Rape is a weapon. As research by Amnesty International and others have shown, it is used by soldiers in warfare from ancient history to Sudan to Libya as a means of subjugating the territories they move through, perhaps as a means of lashing out after suffering intense trauma. Male energy when cornered, defeated, insecure and powerless becomes twisted, unpleasant and violent.
In the United Kingdom, unemployment for 16 to 24-year-olds currently stands at 20.3%. With future prospects bleak and (if these Uni Lad users are indeed students) debts on the rise, this vile outpouring of anger directed at women (who academically continue to do far better than men) is arguably a manifestation of this frustration, lack of self-belief and positive identity.

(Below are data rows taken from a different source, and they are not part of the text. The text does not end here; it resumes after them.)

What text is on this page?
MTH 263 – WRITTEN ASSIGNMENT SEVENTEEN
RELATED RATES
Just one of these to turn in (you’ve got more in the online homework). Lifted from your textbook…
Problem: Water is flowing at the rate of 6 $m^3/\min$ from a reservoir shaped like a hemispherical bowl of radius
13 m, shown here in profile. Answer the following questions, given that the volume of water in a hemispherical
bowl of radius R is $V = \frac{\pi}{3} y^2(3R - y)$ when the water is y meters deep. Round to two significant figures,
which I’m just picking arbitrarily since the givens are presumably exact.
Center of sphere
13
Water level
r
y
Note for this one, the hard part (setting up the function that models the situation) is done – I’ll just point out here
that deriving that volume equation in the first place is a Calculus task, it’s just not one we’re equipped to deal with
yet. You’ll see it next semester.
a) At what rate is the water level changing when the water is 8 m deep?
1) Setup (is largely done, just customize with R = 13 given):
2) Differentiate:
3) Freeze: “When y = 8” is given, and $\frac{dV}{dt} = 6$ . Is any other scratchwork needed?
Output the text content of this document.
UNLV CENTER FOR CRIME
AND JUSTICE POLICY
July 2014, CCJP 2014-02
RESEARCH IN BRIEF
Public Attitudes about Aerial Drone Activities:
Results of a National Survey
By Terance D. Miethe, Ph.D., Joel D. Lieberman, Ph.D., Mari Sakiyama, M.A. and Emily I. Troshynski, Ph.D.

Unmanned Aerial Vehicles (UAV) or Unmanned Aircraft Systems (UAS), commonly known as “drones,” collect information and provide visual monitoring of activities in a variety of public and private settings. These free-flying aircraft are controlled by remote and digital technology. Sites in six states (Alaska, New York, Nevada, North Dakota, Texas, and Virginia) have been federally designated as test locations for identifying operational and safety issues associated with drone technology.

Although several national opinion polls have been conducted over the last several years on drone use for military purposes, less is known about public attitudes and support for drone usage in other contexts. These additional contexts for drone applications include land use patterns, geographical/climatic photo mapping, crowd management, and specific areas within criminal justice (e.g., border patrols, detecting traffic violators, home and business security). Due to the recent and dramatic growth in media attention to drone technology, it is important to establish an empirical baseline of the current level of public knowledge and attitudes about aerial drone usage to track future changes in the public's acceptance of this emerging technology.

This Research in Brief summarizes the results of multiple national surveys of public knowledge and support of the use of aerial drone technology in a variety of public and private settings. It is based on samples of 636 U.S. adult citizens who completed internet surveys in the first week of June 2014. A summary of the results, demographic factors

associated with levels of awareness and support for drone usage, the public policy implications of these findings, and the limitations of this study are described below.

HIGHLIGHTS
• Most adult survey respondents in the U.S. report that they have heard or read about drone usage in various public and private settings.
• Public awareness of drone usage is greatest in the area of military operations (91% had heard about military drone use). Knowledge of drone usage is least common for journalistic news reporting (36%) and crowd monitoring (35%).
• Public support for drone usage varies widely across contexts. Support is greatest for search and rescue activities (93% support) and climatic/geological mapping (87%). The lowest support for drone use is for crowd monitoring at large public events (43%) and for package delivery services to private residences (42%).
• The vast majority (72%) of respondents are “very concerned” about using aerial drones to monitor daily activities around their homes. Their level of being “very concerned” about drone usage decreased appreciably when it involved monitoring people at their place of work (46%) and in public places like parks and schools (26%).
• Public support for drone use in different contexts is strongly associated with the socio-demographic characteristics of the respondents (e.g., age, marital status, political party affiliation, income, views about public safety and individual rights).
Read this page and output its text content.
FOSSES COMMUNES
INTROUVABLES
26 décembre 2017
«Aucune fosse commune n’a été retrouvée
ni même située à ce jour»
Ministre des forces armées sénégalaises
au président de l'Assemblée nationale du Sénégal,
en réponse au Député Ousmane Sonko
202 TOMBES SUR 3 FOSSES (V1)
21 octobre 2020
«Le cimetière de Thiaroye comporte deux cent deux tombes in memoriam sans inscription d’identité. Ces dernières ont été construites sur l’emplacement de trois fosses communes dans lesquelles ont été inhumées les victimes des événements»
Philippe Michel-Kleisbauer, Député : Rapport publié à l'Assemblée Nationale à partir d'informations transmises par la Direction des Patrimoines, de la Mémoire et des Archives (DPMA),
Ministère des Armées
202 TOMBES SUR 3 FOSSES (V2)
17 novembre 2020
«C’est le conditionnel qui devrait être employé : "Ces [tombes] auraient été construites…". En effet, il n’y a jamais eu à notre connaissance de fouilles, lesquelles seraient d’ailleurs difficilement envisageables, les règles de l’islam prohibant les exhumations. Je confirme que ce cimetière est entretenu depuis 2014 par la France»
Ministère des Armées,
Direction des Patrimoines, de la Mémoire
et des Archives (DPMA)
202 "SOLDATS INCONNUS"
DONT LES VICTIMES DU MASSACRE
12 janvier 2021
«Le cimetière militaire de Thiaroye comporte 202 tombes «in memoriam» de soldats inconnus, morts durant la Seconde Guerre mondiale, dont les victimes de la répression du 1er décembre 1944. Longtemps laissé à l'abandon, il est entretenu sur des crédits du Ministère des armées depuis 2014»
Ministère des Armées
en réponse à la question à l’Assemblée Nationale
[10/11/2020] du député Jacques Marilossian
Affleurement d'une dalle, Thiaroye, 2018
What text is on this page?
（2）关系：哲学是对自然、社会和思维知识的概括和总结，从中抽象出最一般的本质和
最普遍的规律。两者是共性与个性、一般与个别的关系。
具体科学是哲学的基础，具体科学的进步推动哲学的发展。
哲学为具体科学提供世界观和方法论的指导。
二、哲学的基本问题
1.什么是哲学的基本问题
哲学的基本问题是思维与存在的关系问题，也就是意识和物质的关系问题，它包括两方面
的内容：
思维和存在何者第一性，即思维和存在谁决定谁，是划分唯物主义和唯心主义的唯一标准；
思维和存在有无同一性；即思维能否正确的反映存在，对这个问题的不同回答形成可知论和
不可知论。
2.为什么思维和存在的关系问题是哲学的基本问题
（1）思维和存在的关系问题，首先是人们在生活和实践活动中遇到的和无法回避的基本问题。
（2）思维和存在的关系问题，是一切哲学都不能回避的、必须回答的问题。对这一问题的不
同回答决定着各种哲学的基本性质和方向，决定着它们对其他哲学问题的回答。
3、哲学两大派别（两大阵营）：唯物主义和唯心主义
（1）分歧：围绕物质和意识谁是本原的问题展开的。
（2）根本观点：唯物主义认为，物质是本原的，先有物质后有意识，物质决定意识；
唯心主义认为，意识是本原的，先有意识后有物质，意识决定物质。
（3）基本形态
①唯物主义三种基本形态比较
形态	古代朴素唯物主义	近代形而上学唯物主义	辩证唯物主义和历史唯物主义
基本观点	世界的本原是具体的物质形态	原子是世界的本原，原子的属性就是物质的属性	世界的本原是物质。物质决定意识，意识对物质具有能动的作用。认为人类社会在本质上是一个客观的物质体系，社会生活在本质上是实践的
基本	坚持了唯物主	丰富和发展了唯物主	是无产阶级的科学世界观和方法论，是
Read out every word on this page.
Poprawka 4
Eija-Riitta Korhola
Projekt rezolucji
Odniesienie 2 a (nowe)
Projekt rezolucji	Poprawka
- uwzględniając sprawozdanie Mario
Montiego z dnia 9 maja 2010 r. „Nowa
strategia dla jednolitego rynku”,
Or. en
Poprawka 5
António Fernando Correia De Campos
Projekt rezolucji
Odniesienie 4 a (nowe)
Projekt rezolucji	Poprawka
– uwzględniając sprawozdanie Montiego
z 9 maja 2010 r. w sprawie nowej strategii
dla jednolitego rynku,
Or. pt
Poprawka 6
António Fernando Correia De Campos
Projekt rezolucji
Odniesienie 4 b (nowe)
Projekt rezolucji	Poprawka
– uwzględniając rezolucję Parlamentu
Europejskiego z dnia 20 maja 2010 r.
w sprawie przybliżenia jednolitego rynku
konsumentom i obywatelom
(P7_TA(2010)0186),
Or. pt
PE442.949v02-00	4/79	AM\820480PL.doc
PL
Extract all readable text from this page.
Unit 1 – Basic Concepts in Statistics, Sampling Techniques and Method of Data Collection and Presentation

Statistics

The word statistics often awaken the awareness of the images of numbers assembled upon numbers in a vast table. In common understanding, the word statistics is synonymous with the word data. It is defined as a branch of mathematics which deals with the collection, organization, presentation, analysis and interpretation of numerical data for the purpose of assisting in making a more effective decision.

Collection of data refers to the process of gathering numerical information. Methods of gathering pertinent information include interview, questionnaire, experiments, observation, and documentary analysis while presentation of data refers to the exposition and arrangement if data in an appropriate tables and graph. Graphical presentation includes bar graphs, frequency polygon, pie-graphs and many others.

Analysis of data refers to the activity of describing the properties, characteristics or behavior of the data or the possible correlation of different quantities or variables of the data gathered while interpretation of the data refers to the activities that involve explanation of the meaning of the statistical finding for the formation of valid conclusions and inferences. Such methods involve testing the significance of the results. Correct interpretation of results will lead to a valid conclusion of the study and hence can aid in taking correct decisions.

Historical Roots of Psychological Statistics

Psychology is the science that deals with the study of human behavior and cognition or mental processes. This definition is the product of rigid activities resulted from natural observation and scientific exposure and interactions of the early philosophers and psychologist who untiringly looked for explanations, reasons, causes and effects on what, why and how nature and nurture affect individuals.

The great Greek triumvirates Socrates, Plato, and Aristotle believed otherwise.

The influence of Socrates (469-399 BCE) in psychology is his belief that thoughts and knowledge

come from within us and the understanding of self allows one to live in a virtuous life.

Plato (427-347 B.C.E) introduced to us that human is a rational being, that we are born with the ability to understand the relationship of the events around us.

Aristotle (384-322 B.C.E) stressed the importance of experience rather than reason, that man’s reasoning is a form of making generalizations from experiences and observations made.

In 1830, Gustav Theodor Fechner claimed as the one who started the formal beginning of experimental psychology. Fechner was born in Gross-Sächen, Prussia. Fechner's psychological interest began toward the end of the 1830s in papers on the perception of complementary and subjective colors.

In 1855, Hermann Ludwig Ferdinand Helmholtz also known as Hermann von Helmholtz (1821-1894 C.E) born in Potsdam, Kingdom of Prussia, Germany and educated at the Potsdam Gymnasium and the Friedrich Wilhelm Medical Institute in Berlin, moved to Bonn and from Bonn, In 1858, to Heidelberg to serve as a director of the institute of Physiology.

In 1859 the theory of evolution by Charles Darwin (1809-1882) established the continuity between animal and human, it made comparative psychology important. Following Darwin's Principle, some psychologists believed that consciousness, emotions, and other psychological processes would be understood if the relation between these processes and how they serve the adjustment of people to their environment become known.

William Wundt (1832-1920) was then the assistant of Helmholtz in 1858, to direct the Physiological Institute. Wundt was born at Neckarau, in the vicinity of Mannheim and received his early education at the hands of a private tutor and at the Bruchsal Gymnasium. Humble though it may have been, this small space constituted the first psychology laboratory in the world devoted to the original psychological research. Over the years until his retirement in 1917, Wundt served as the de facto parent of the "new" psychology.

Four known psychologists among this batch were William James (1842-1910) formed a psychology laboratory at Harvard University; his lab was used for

The selfish, aspirational, fame-obsessed contemporary culture that equates fame and money with meaning and therefore attraction to the opposite sex, is what has created a climate where a site like Uni Lad can apparently thrive. It's a similar mindset to the grab-what-you-can attitude that we saw in the nihilistic materialism that inspired some of those involved in last summer's riots.
But just as was the case after the riots last summer, let's not taint all of young British masculinity with the grotty emissions of the Uni Lad cohort. Hopefully this group of ignorant young men grow up and, looking back down that helpful new Facebook timeline, feel thoroughly ashamed. For the rest of us? It is surely the duty of all men to not be unafraid in objecting to, and fighting, this reprehensible website and its idiotic, small-minded opinions. Where misogyny is to be found, so too are its equally vile bedfellows of homophobia and racism. We, though, will be stronger. For all the users, 'writers' and followers of Uni Lad have is a miasma of ill-used testosterone and desperate, inchoate sexual frustration. Everything, in fact, that their pathetic witterings profess they aren't.